Дорогою двое из них тараторили, не переставая. Сначала сказали, что приехали по рекомендации Виктора из Псковских Печор, с которым приятель мой будто бы служил в армии. Тот вспоминал-вспоминал, и что-то плохо у него получалось: немудрено — все ж таки прошло тридцать лет…Потом нам поведали, что у диакона Николая из какой-то епархии родился четвертый сын, а у протоиерея Петра — восьмая дочка. Мы очень порадовались за отцов, о существовании которых даже не подозревали, и которые, между тем, настругали столько детишек. Далее начались рассказы о мироточениях и других чудесах, перемежавшиеся разными сплетнями, так что пришлось тему разговора сменить:

— А что это подружка ваша молчит? — спросил мой приятель.

— Да она только начала воцерковляться: еще стесняется батюшек, — в суетливости своей они не заметили, что добродетельную скромность поставили человеку в укор…

Однако тут же набросились на попутчицу с уговорами и увещеваниями.

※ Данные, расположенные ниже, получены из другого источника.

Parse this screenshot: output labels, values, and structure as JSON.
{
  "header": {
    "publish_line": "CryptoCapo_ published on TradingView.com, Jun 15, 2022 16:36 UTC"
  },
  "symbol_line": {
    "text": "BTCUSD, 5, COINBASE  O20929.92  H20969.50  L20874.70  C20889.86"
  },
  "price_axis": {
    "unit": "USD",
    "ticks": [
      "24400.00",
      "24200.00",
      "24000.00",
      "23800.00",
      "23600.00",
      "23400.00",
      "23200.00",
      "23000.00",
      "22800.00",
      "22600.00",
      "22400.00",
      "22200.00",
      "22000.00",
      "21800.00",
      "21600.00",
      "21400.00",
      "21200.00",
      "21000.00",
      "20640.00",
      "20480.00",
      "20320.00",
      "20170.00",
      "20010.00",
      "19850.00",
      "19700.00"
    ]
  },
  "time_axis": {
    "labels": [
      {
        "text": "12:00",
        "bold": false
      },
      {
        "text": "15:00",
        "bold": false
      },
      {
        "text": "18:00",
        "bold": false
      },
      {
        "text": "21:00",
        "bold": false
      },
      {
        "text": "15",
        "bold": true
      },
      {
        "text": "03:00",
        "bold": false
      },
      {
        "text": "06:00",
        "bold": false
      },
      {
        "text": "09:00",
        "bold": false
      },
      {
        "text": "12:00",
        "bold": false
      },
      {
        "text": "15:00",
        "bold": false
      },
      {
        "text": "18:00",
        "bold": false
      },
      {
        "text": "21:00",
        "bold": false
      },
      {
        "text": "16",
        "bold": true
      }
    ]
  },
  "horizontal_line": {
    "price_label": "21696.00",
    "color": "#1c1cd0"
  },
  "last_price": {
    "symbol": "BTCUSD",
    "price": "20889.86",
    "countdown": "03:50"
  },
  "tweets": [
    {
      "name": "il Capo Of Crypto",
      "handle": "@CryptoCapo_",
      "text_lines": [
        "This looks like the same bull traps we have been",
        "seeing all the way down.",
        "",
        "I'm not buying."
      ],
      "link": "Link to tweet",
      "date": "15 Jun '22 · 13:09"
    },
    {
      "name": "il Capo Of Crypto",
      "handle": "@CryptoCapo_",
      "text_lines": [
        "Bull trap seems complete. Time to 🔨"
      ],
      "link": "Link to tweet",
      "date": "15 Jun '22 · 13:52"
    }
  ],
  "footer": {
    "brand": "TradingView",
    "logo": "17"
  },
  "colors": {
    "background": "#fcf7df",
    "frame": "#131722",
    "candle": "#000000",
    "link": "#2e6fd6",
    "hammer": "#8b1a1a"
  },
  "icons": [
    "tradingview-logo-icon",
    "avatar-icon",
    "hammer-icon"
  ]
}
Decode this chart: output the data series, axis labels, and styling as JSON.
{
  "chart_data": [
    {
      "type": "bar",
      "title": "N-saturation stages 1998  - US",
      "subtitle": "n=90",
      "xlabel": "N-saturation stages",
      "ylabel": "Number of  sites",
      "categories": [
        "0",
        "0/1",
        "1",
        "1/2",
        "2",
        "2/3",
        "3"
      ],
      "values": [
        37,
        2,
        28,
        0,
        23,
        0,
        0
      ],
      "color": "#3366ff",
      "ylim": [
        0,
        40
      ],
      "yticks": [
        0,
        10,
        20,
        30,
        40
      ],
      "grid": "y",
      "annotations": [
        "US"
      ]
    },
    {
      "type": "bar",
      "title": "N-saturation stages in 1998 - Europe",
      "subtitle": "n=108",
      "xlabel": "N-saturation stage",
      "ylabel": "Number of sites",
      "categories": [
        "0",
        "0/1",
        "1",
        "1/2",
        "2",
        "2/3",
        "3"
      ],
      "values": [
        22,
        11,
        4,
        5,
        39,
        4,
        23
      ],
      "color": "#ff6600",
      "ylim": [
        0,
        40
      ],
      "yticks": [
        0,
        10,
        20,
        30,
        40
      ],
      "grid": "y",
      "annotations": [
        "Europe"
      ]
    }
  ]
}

Некоторое время она сопротивлялась, повторяя: "Да кому это интересно?" — но в конце концов, согласилась рассказать какую-то свою историю.

Дело происходило в конце пятидесятых годов, когда рассказчица была студенткой. Жила она тогда в Симферополе. Случилось с ней сильное недомогание, и отвезли ее на «скорой» в больницу. И вот лежит она в приемном покое и час, и другой, и третий… Сознание временами стало покидать ее, а возвращалось все реже и реже… Вдруг сквозь мглу, сквозь пелену видит она: спускается по лестнице старичок в белом халате. Медленно спускается, осторожно, перила цепко так перехватывает… Подошел он, склонился над ней, — а глаза у него — белесенькие, словно слепые. И спрашивает дежурную медсестру:

— Давно привезли?

— Часа три, наверное, если не больше.

— А почему не оперируют?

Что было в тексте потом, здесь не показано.